I once read a quote on a card that said, "A Dad is someone who holds you when you cry, scolds you when you break the rules, shines with pride when you succeed, and has faith in you even when you fail." I found myself thinking how true this is in regards to my husband, and how my dad was with me. However, the one major statement that this card was missing is, "A Dad is someone who will love you unconditionally, through and through."
As I sit here and reflect on the last 332 days that flew by so fast, I am trying to digest all that has happened since our little man was allowed to relocate and call Seattle his permanent home. All the visits that initially happened every other weekend for six months straight, eventually turned into once a month visits in Seattle. And now our first summer with our "not so little one" for the majority of the time in California, is done and gone. My husband and I soaked up every minute with him. But now, the LEGOS, the trucks, the cars and all emergency vehicles are put away. The size 6 clothes are washed, folded and tucked in their drawers and his newly redesigned room has become the storage place, once again, as we prep to begin our monthly visits to Seattle.
As I think back to the last time we were in Seattle, a bittersweet feeling comes over me.

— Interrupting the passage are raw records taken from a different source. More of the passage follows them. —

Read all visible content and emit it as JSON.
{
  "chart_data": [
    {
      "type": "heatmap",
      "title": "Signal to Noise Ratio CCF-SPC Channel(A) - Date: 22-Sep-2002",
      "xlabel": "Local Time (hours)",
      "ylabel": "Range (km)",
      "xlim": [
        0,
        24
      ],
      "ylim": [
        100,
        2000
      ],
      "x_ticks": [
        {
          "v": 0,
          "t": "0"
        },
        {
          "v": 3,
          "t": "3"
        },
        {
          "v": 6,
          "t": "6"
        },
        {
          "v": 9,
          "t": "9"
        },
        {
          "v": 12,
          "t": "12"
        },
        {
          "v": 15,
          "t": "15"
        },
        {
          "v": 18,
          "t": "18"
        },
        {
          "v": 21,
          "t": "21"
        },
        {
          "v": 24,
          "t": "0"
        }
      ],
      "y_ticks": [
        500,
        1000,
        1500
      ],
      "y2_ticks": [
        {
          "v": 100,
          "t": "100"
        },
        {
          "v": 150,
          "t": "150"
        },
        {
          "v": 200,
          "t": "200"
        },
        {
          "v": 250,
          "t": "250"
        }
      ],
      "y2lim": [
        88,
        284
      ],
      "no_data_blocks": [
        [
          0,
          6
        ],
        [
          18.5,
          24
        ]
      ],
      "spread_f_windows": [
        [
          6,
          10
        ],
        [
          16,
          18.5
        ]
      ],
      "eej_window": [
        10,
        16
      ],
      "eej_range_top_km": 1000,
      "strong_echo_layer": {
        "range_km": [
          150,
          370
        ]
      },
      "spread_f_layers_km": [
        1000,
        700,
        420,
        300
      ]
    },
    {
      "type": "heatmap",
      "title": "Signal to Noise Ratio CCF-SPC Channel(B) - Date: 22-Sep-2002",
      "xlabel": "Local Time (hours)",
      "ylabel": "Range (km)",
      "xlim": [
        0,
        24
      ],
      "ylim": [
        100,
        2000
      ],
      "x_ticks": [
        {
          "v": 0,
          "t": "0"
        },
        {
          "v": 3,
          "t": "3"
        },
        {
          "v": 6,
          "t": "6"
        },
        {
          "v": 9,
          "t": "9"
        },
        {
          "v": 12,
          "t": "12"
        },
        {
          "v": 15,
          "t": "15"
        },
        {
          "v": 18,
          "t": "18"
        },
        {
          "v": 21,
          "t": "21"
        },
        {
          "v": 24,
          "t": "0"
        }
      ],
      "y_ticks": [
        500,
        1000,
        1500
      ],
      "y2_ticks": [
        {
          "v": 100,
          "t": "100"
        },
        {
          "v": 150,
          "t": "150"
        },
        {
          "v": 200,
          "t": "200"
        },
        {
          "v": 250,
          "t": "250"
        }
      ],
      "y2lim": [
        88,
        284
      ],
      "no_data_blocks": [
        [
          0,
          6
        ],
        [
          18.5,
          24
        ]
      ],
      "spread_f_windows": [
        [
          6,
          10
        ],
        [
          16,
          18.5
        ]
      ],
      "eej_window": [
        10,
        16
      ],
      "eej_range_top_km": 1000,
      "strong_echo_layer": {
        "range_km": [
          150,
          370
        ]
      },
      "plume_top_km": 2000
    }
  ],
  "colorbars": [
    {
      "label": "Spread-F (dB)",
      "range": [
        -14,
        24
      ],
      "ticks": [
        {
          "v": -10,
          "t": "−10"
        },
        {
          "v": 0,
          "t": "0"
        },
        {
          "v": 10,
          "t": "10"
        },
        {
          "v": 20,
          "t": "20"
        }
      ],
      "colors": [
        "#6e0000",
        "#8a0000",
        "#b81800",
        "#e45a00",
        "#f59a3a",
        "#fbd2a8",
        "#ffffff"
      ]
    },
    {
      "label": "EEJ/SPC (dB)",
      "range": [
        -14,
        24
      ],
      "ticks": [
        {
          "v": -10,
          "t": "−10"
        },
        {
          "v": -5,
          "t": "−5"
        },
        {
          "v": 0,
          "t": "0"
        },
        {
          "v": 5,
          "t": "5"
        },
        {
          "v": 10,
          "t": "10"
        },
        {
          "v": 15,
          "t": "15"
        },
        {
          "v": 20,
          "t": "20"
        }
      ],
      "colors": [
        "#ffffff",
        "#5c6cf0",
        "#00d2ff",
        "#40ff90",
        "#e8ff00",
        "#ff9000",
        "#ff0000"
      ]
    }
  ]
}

It was Father's Day Weekend. Both my husband and I now have to give up this celebratory day with our dads, whom we both love and cherish immensely, BUT, we are lucky enough to have this day/weekend with our special boy - who is exactly like his dad. This was also going to be our very first Father's Day as a little family of three. This commemorative Father's Day weekend away seemed to weigh quite a bit more on my husband, than it did with me. (Sorry, DAD!!) I was super excited to go and I was especially excited to celebrate my man and his mini! I started scheming a month before we went. I had projects going on, hiding crafts, banners and posters, then packing them just so, being careful that the Mr. didn't see anything that I had up my sleeve in the suitcase that he was to bring. Thankfully, there were a couple Skype conversations between just the mini and me before my husband got home from work. Therefore, he was in on all my secrets and could lend his wise words. I wanted to give this one of a kind dad, a weekend he would never forget.

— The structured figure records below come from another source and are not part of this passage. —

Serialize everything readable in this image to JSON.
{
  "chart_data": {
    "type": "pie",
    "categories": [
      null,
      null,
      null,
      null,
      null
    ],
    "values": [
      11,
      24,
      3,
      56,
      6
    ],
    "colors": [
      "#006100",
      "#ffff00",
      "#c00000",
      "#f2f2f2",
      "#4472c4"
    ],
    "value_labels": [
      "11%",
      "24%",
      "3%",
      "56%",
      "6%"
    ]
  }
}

Now, if you're in a situation such as ours, you know just how hard it is, to be your own child's dad. You fight hard, you do all you can to be included and involved, you love more than ever before, and yet you are constantly put down, not included, not validated and continually belittled. It's truly a wonder how such a strong man can continue on and have any self esteem or fight left. So, I was determined to praise the love of my life and shower him with encouragement, our hearts and little gifts from his little man and myself. Not to mention, I had everyone in our immediate and extended family write words of encouragement, share wisdom, or remind this exceptional dad, of sweet memories that I turned into a book. I wanted to surprise and shower this amazing man, with something new everyday for the duration of our time in Seattle. And that I did. It ended with a surprise car show in Issaquah and then an afternoon at Snoqualmie Falls, climbing all over the rocks and creating memories with our adventures.

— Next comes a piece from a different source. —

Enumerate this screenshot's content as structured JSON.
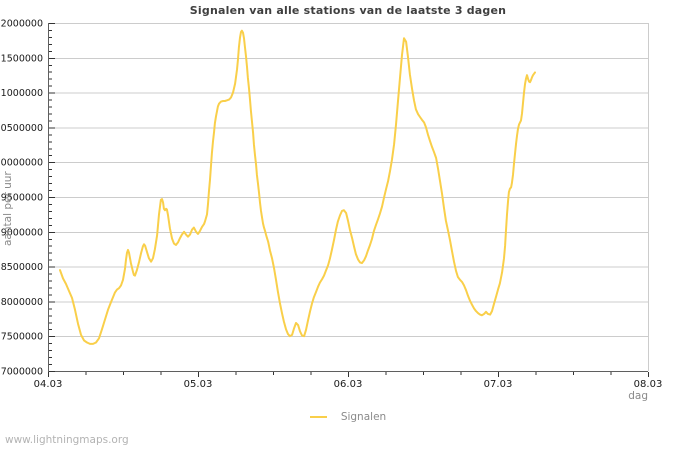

Surprised and shocked, were definitely the immediate expressions from our celebrated man. But, the reciprocated love and thanks, resulted in so many hugs and verbal praises to the little man. So many smiles and sweet conversations between a father and a son. Both, so proud of their role and both, so happy to celebrate this Father's Day together. Sure, our six year old had his thirteen year old attitude present and was vocal at times, but the tone was set. This one weekend was all about Dad. A Dad who holds him when he cries, scolds him when he breaks the rules, shines with pride when he succeeds, and has faith in him even when he fails. But, most of all, loves him unconditionally, through and through.